Afterwards Bulavin said, “The general opinion is that all stages of the exercises succeeded at a high level of expertise. All the subdivisions that participated in the drills received excellent evaluations. If a real [terrorist] situation occurs, then it is possible to confidently inform the Presidents of our countries that the combat mission will be solved, most likely without either losses of personnel or civilian casualties” (RIA-Novosti, September 27).
The Russian Federation pays Kazakhstan $115 million annually to rent the Baikonur Cosmodrome under a lease arrangement that expires in 2050. The massive Baikonur complex covers 2,593 square miles. As the terms of the agreement are currently a source of tension between Almaty and Moscow, Russia accordingly is upgrading is Plesetsk Cosmodrome in Arkhangelsk oblast as a fallback alternative should arrangements fall through. As Baikonur also has separate facilities for launching classified Russian military satellites, however, it seems likely that Moscow will continue to utilize this facility for the foreseeable future.

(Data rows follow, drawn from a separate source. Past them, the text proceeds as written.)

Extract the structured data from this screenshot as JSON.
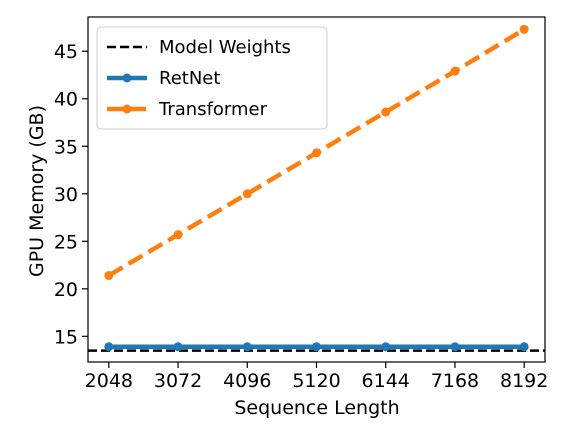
{
  "chart_data": {
    "type": "line",
    "title": "",
    "xlabel": "Sequence Length",
    "ylabel": "GPU Memory (GB)",
    "x": [
      2048,
      3072,
      4096,
      5120,
      6144,
      7168,
      8192
    ],
    "x_tick_labels": [
      "2048",
      "3072",
      "4096",
      "5120",
      "6144",
      "7168",
      "8192"
    ],
    "y_ticks": [
      15,
      20,
      25,
      30,
      35,
      40,
      45
    ],
    "y_tick_labels": [
      "15",
      "20",
      "25",
      "30",
      "35",
      "40",
      "45"
    ],
    "xlim": [
      1740,
      8500
    ],
    "ylim": [
      12.3,
      48.6
    ],
    "grid": false,
    "legend_position": "top-left",
    "reference_line": {
      "name": "Model Weights",
      "y": 13.5,
      "color": "#000000",
      "style": "dashed"
    },
    "series": [
      {
        "name": "RetNet",
        "color": "#1f77b4",
        "style": "solid",
        "marker": "circle",
        "values": [
          13.9,
          13.9,
          13.9,
          13.9,
          13.9,
          13.9,
          13.9
        ]
      },
      {
        "name": "Transformer",
        "color": "#ff7f0e",
        "style": "dashed",
        "marker": "circle",
        "values": [
          21.4,
          25.7,
          30.0,
          34.3,
          38.6,
          42.9,
          47.3
        ]
      }
    ]
  }
}
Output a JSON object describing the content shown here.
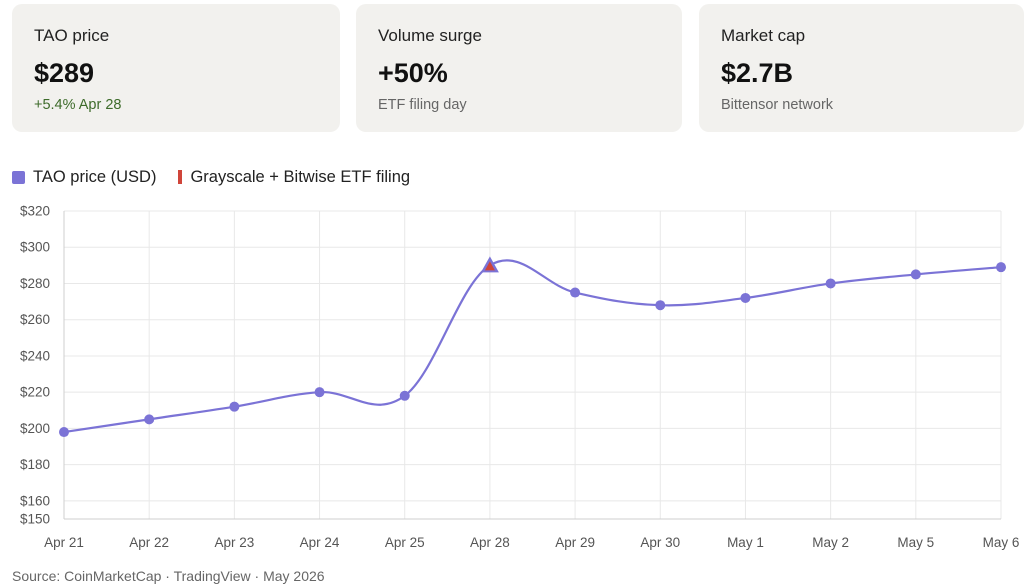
{
  "cards": [
    {
      "label": "TAO price",
      "value": "$289",
      "sub": "+5.4% Apr 28",
      "sub_tone": "positive"
    },
    {
      "label": "Volume surge",
      "value": "+50%",
      "sub": "ETF filing day",
      "sub_tone": "neutral"
    },
    {
      "label": "Market cap",
      "value": "$2.7B",
      "sub": "Bittensor network",
      "sub_tone": "neutral"
    }
  ],
  "legend": {
    "price_label": "TAO price (USD)",
    "event_label": "Grayscale + Bitwise ETF filing"
  },
  "source": "Source: CoinMarketCap · TradingView · May 2026",
  "colors": {
    "line": "#7b73d6",
    "event": "#d0453a",
    "positive": "#3d6b2a"
  },
  "chart_data": {
    "type": "line",
    "x": [
      "Apr 21",
      "Apr 22",
      "Apr 23",
      "Apr 24",
      "Apr 25",
      "Apr 28",
      "Apr 29",
      "Apr 30",
      "May 1",
      "May 2",
      "May 5",
      "May 6"
    ],
    "series": [
      {
        "name": "TAO price (USD)",
        "values": [
          198,
          205,
          212,
          220,
          218,
          290,
          275,
          268,
          272,
          280,
          285,
          289
        ]
      }
    ],
    "event": {
      "name": "Grayscale + Bitwise ETF filing",
      "x": "Apr 28",
      "value": 290,
      "marker": "triangle"
    },
    "yticks": [
      150,
      160,
      180,
      200,
      220,
      240,
      260,
      280,
      300,
      320
    ],
    "ytick_labels": [
      "$150",
      "$160",
      "$180",
      "$200",
      "$220",
      "$240",
      "$260",
      "$280",
      "$300",
      "$320"
    ],
    "ylim": [
      150,
      320
    ],
    "grid": true,
    "legend_position": "top-left",
    "curve": "smooth"
  }
}
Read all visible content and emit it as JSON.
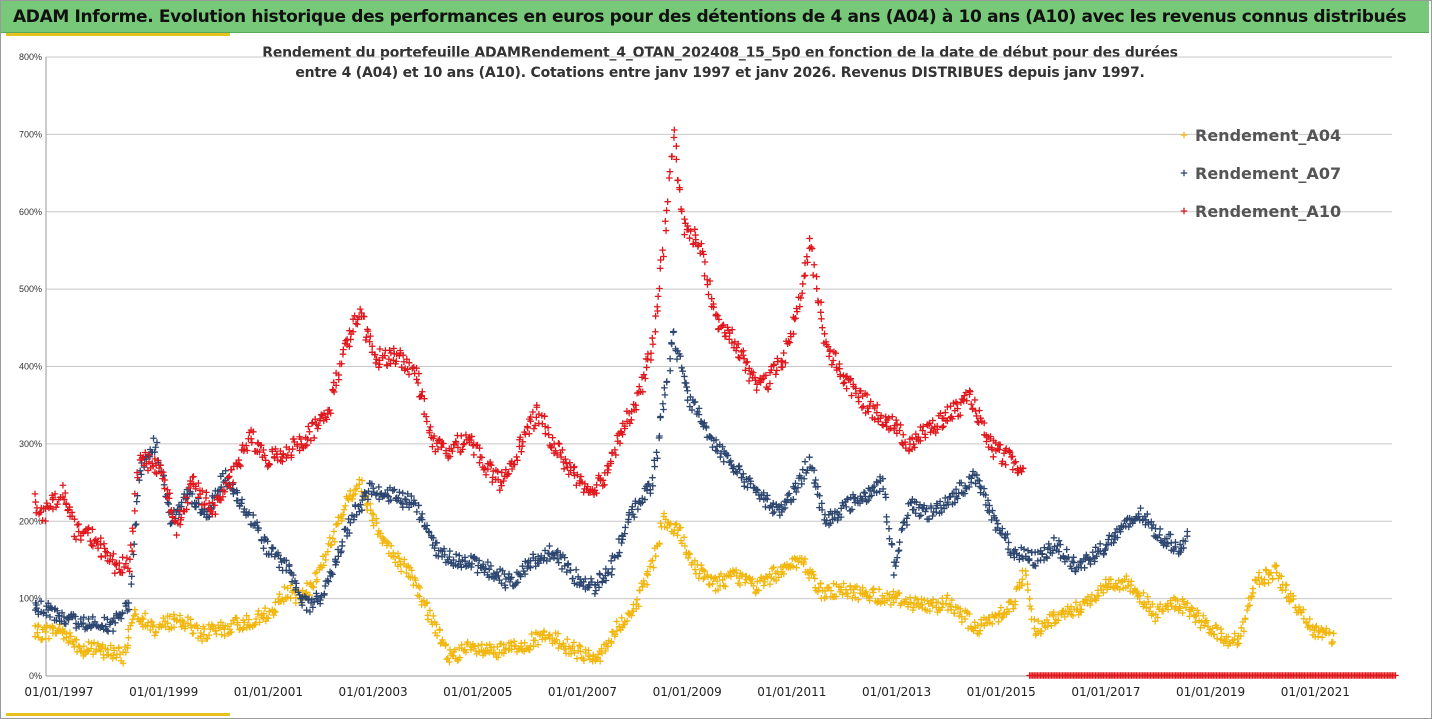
{
  "banner": {
    "title": "ADAM Informe. Evolution historique des performances en euros pour des détentions de 4 ans (A04) à 10 ans (A10) avec les revenus connus distribués"
  },
  "colors": {
    "banner_bg": "#77c878",
    "accent": "#e8c21c",
    "a04": "#f2b70f",
    "a07": "#2c4670",
    "a10": "#e0171c",
    "grid": "#c8c8c8"
  },
  "chart_data": {
    "type": "scatter",
    "title_line1": "Rendement du portefeuille ADAMRendement_4_OTAN_202408_15_5p0  en fonction de la date de début pour des durées",
    "title_line2": "entre 4 (A04) et 10 ans (A10). Cotations entre janv 1997 et janv 2026. Revenus DISTRIBUES depuis janv 1997.",
    "xlabel": "",
    "ylabel": "",
    "x_unit": "year",
    "xlim": [
      1997.0,
      2023.0
    ],
    "ylim": [
      0,
      800
    ],
    "y_ticks": [
      "0%",
      "100%",
      "200%",
      "300%",
      "400%",
      "500%",
      "600%",
      "700%",
      "800%"
    ],
    "x_tick_labels": [
      "01/01/1997",
      "01/01/1999",
      "01/01/2001",
      "01/01/2003",
      "01/01/2005",
      "01/01/2007",
      "01/01/2009",
      "01/01/2011",
      "01/01/2013",
      "01/01/2015",
      "01/01/2017",
      "01/01/2019",
      "01/01/2021"
    ],
    "x_tick_positions": [
      1997,
      1999,
      2001,
      2003,
      2005,
      2007,
      2009,
      2011,
      2013,
      2015,
      2017,
      2019,
      2021
    ],
    "grid": "horizontal",
    "legend_position": "top-right",
    "marker": "+",
    "series": [
      {
        "name": "Rendement_A04",
        "keypoints": [
          [
            1997.0,
            55
          ],
          [
            1997.5,
            60
          ],
          [
            1997.9,
            35
          ],
          [
            1998.4,
            32
          ],
          [
            1998.7,
            25
          ],
          [
            1998.9,
            85
          ],
          [
            1999.3,
            60
          ],
          [
            1999.7,
            75
          ],
          [
            2000.2,
            55
          ],
          [
            2000.6,
            60
          ],
          [
            2001.0,
            70
          ],
          [
            2001.5,
            80
          ],
          [
            2001.8,
            110
          ],
          [
            2002.1,
            100
          ],
          [
            2002.4,
            130
          ],
          [
            2002.7,
            180
          ],
          [
            2003.0,
            230
          ],
          [
            2003.2,
            250
          ],
          [
            2003.5,
            200
          ],
          [
            2003.8,
            160
          ],
          [
            2004.2,
            130
          ],
          [
            2004.6,
            70
          ],
          [
            2004.9,
            25
          ],
          [
            2005.3,
            35
          ],
          [
            2005.8,
            30
          ],
          [
            2006.3,
            40
          ],
          [
            2006.7,
            50
          ],
          [
            2007.0,
            45
          ],
          [
            2007.4,
            30
          ],
          [
            2007.8,
            25
          ],
          [
            2008.1,
            60
          ],
          [
            2008.5,
            90
          ],
          [
            2008.8,
            150
          ],
          [
            2009.0,
            200
          ],
          [
            2009.3,
            185
          ],
          [
            2009.6,
            140
          ],
          [
            2010.0,
            120
          ],
          [
            2010.4,
            130
          ],
          [
            2010.8,
            115
          ],
          [
            2011.3,
            140
          ],
          [
            2011.7,
            145
          ],
          [
            2012.0,
            110
          ],
          [
            2012.5,
            110
          ],
          [
            2013.0,
            105
          ],
          [
            2013.5,
            100
          ],
          [
            2014.0,
            90
          ],
          [
            2014.5,
            95
          ],
          [
            2015.0,
            60
          ],
          [
            2015.4,
            80
          ],
          [
            2015.7,
            95
          ],
          [
            2015.9,
            135
          ],
          [
            2016.1,
            60
          ],
          [
            2016.6,
            80
          ],
          [
            2017.0,
            90
          ],
          [
            2017.5,
            120
          ],
          [
            2017.9,
            120
          ],
          [
            2018.4,
            80
          ],
          [
            2018.8,
            95
          ],
          [
            2019.2,
            75
          ],
          [
            2019.7,
            50
          ],
          [
            2020.0,
            45
          ],
          [
            2020.3,
            120
          ],
          [
            2020.7,
            135
          ],
          [
            2021.0,
            100
          ],
          [
            2021.4,
            60
          ],
          [
            2021.8,
            50
          ]
        ],
        "spread": 10
      },
      {
        "name": "Rendement_A07",
        "keypoints": [
          [
            1997.0,
            90
          ],
          [
            1997.3,
            85
          ],
          [
            1997.6,
            70
          ],
          [
            1998.0,
            70
          ],
          [
            1998.5,
            65
          ],
          [
            1998.8,
            95
          ],
          [
            1999.0,
            260
          ],
          [
            1999.3,
            300
          ],
          [
            1999.6,
            200
          ],
          [
            1999.9,
            235
          ],
          [
            2000.3,
            210
          ],
          [
            2000.6,
            260
          ],
          [
            2001.0,
            220
          ],
          [
            2001.4,
            170
          ],
          [
            2001.8,
            140
          ],
          [
            2002.2,
            90
          ],
          [
            2002.5,
            105
          ],
          [
            2002.8,
            160
          ],
          [
            2003.1,
            210
          ],
          [
            2003.4,
            240
          ],
          [
            2003.8,
            235
          ],
          [
            2004.3,
            220
          ],
          [
            2004.7,
            160
          ],
          [
            2005.1,
            150
          ],
          [
            2005.6,
            140
          ],
          [
            2006.1,
            120
          ],
          [
            2006.5,
            150
          ],
          [
            2006.9,
            160
          ],
          [
            2007.3,
            130
          ],
          [
            2007.7,
            115
          ],
          [
            2008.0,
            140
          ],
          [
            2008.4,
            210
          ],
          [
            2008.8,
            250
          ],
          [
            2009.0,
            350
          ],
          [
            2009.2,
            440
          ],
          [
            2009.5,
            360
          ],
          [
            2009.9,
            310
          ],
          [
            2010.3,
            270
          ],
          [
            2010.8,
            240
          ],
          [
            2011.2,
            210
          ],
          [
            2011.6,
            250
          ],
          [
            2011.8,
            280
          ],
          [
            2012.1,
            200
          ],
          [
            2012.5,
            220
          ],
          [
            2012.9,
            235
          ],
          [
            2013.2,
            250
          ],
          [
            2013.4,
            140
          ],
          [
            2013.7,
            220
          ],
          [
            2014.1,
            210
          ],
          [
            2014.5,
            230
          ],
          [
            2015.0,
            260
          ],
          [
            2015.3,
            200
          ],
          [
            2015.7,
            160
          ],
          [
            2016.1,
            150
          ],
          [
            2016.5,
            170
          ],
          [
            2016.9,
            140
          ],
          [
            2017.3,
            160
          ],
          [
            2017.7,
            185
          ],
          [
            2018.1,
            210
          ],
          [
            2018.5,
            180
          ],
          [
            2018.9,
            165
          ],
          [
            2019.0,
            180
          ]
        ],
        "spread": 10
      },
      {
        "name": "Rendement_A10",
        "keypoints": [
          [
            1997.0,
            225
          ],
          [
            1997.2,
            210
          ],
          [
            1997.5,
            240
          ],
          [
            1997.8,
            185
          ],
          [
            1998.1,
            180
          ],
          [
            1998.5,
            145
          ],
          [
            1998.8,
            140
          ],
          [
            1999.0,
            280
          ],
          [
            1999.4,
            270
          ],
          [
            1999.7,
            190
          ],
          [
            2000.0,
            250
          ],
          [
            2000.4,
            215
          ],
          [
            2000.8,
            260
          ],
          [
            2001.1,
            310
          ],
          [
            2001.4,
            280
          ],
          [
            2001.8,
            290
          ],
          [
            2002.2,
            310
          ],
          [
            2002.6,
            340
          ],
          [
            2002.9,
            420
          ],
          [
            2003.2,
            470
          ],
          [
            2003.5,
            410
          ],
          [
            2003.9,
            415
          ],
          [
            2004.3,
            390
          ],
          [
            2004.6,
            300
          ],
          [
            2004.9,
            290
          ],
          [
            2005.3,
            310
          ],
          [
            2005.6,
            270
          ],
          [
            2005.9,
            250
          ],
          [
            2006.2,
            290
          ],
          [
            2006.6,
            340
          ],
          [
            2006.9,
            300
          ],
          [
            2007.2,
            270
          ],
          [
            2007.6,
            240
          ],
          [
            2007.9,
            260
          ],
          [
            2008.2,
            320
          ],
          [
            2008.5,
            350
          ],
          [
            2008.8,
            430
          ],
          [
            2009.0,
            550
          ],
          [
            2009.2,
            700
          ],
          [
            2009.4,
            580
          ],
          [
            2009.7,
            560
          ],
          [
            2010.0,
            460
          ],
          [
            2010.4,
            430
          ],
          [
            2010.7,
            380
          ],
          [
            2011.0,
            380
          ],
          [
            2011.3,
            410
          ],
          [
            2011.6,
            480
          ],
          [
            2011.8,
            560
          ],
          [
            2012.1,
            430
          ],
          [
            2012.5,
            380
          ],
          [
            2012.9,
            350
          ],
          [
            2013.3,
            330
          ],
          [
            2013.7,
            300
          ],
          [
            2014.1,
            320
          ],
          [
            2014.5,
            340
          ],
          [
            2014.9,
            360
          ],
          [
            2015.2,
            300
          ],
          [
            2015.6,
            280
          ],
          [
            2015.9,
            260
          ]
        ],
        "spread": 12
      }
    ],
    "zero_band": {
      "series": "Rendement_A10",
      "x_range": [
        2016.0,
        2023.0
      ],
      "value": 0
    }
  }
}
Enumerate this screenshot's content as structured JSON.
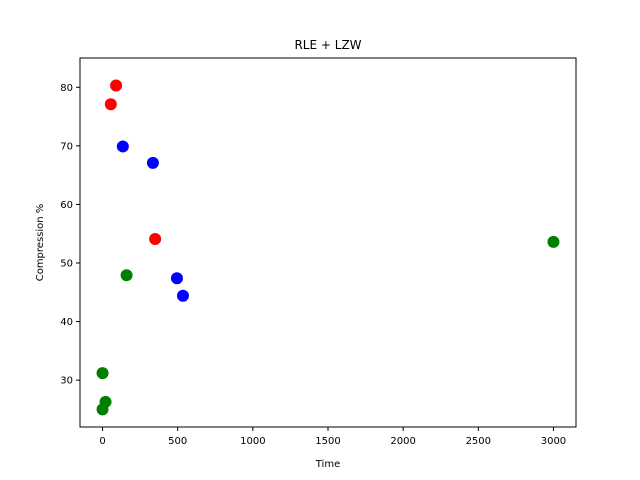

Civilian satellite launches from Baikonur are provided by International Launch Services, a U.S.-Russian joint venture with exclusive rights for global commercial sales and mission management of satellite launches on Russian Proton rockets; since 1996 the company has overseen 46 commercial Proton launches and has 15 scheduled launches through 2010.
However, “terrorists” are not Baikonur’s only problem. On September 6 the launch of the Japanese telecommunications satellite JCSat-11 failed 139 seconds into its flight, experiencing engine malfunction and second-stage separation failure, and crashing 25 miles southeast of the town of Zhezkazgan (Itar-Tass, September 27). The Proton launch was insured for $300 million.
Kazakhstan immediately suspended all further launches pending an investigation. Prior to the debacle Baikonur’s Federal Space Center press service reported that seven launches had been planned for this autumn (Kazakhstan Segodnya, September 6). The Baikonur Cosmodrome had already carried out 10 successful launches in 2007, with an additional 10 launches scheduled, making Baikonur the busiest launch facility in the world. The disaster follows the 2006 failure of a Russian Dnepr rocket that crashed after lifting off from Baikonur; eventually Russia paid Kazakhstan $1.1 million in compensation. For the failed September 6 launch Kazakhstan is seeking a “minimum” of $8.6 million (MiGnews.com, September 27).
While Moscow and Astana posture and wrangle over responsibility and compensation, Baikonur is quietly proceeding with preparations for launching two Russian spacecraft next month, the SoyuzFG with a payload of Global Star four satellites and the manned spacecraft Soyuz TMA-11 with a crew of three cosmonauts to the International Space Station (Kazakhstan Segodnya, September 24). As the TMA-11 crew of Yuri Malenchenko (Russia), Peggy Whitson (U.S.) and Sheikh Muszafar Shukor (Malaysia) have arrived at the Baikonur Cosmodrome, the issue of suspended flights seems moot, even if the issue of compensation is not (Olo.ru, September 27).
The reality is, in an increasingly telecom-linked “global village,” neither Russia, Kazakhstan, nor their international partners can afford to have Baikonur idle for long.